95 Views Asked by At

I've got in to a bit of a debate online and I'm hoping some people here can help clear it up. The position I'm arguing against is "It's impossible even come up with a ballpark estimate for how many species exist."

My logic is:

  1. Estimating the total number of species (known and unknown) can be treated as an estimation of distinct values problem.
  2. Sampling based estimators can be used to estimate the number of distinct values.

Therefor it's possible to estimate the total number of species.

Is my logic sound?

4

There are 4 best solutions below

3
On

If all species were equally abundant and easy to catch, and assuming you can recognize an organism as belonging to a new species when you catch it, then you could use such estimators.

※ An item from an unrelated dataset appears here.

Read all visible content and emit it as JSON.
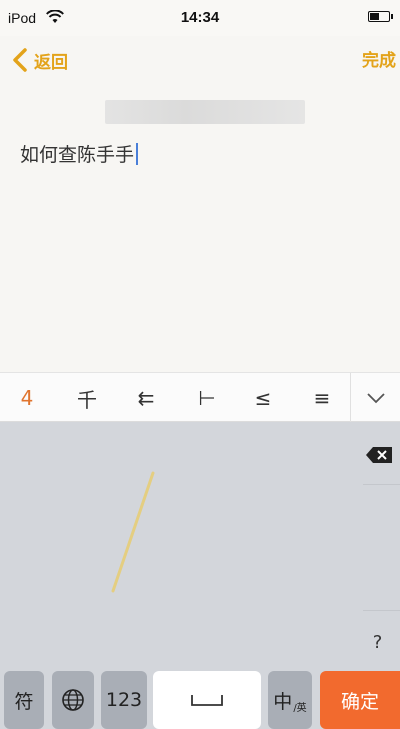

But if there are lots of very rare species that would have very low probabilities of showing up in samples, there's no way to estimate that (unless you catch everything!).

5
On

This is a very intriguing question.

It shares resemblance to a heated discussion over at the Biology Stack Exchange. Here I summarize from that post.

To tie the relevance to your specific question, the answer I describe here is a conjecture about: "Upper limit to possible number of species that can exist", rather than a ballpark value.

Proposed Conjecture

The maximum number of species must be limited by the maximum combinatorial/permutational space that can be occupied by DNA. Thus if there is a maximum physical genome size this is what will determine the maximum number of species that can possibly exist.

Explanation

For example, lets say the maximum number of DNA base pairs able to fit in a genome was 3, each can be one of either {A,G,T,C}. Then there are 4^3 = 64 possible combinations of genomes. Thus there can only be 64 possible distinct species. Extrapolate to genome sizes of X, then there are 4^X possible species that can possibly exist.

Formulation

The maximum number of possible species < 4^X

0
On

For estimating the number of species in a specific habitat, look at:

http://viceroy.eeb.uconn.edu/estimates/

Especially look at Anna Chao's work, which is really quite brilliant. If you observe a total of $S$ species, then a rather reliable lower bound on the number of species you have not observed is $n_1^2/(2n_2)$, where $n_1$ is the number of species observed once, and $n_2$ is the number of species observed twice.

I also co-authored papers on this subject: http://www.math.missouri.edu/~stephen/preprints/class-novel.html http://www.math.missouri.edu/~stephen/preprints/class-bayesian.html http://www.math.missouri.edu/~stephen/preprints/schmidt-paper.html The last paper was published, and is based on Chao's work.

0
On

I would argue yes and no.

Yes: I saw the claim in E. O. Wilson's Biodiversity that the unknown species are dominated by insects in the rain forest. If you believe this, you can essentially use sample-recapture techniques. I have read that it is standard practice to set off a gas bomb by a tree and count/ID everything that falls out. Do this for a bunch of trees and you can get a distribution of new species. Say every time you sample a different tree of the same species you get five new insect species, but when you had sampled half as many as today you were finding ten. Now try a new species of tree and find a hundred. You can use this (over many species of trees) to estimate a distribution.

No: do we believe that claim? Think about the relatively recent discovery of the hydrothermal vents in the ocean and the life around them. There is new work at microscopic life buried in the rocks and soil-and there is a lot of volume there. The rain forest work can give a lower bound, but there might be some large population we have missed entirely.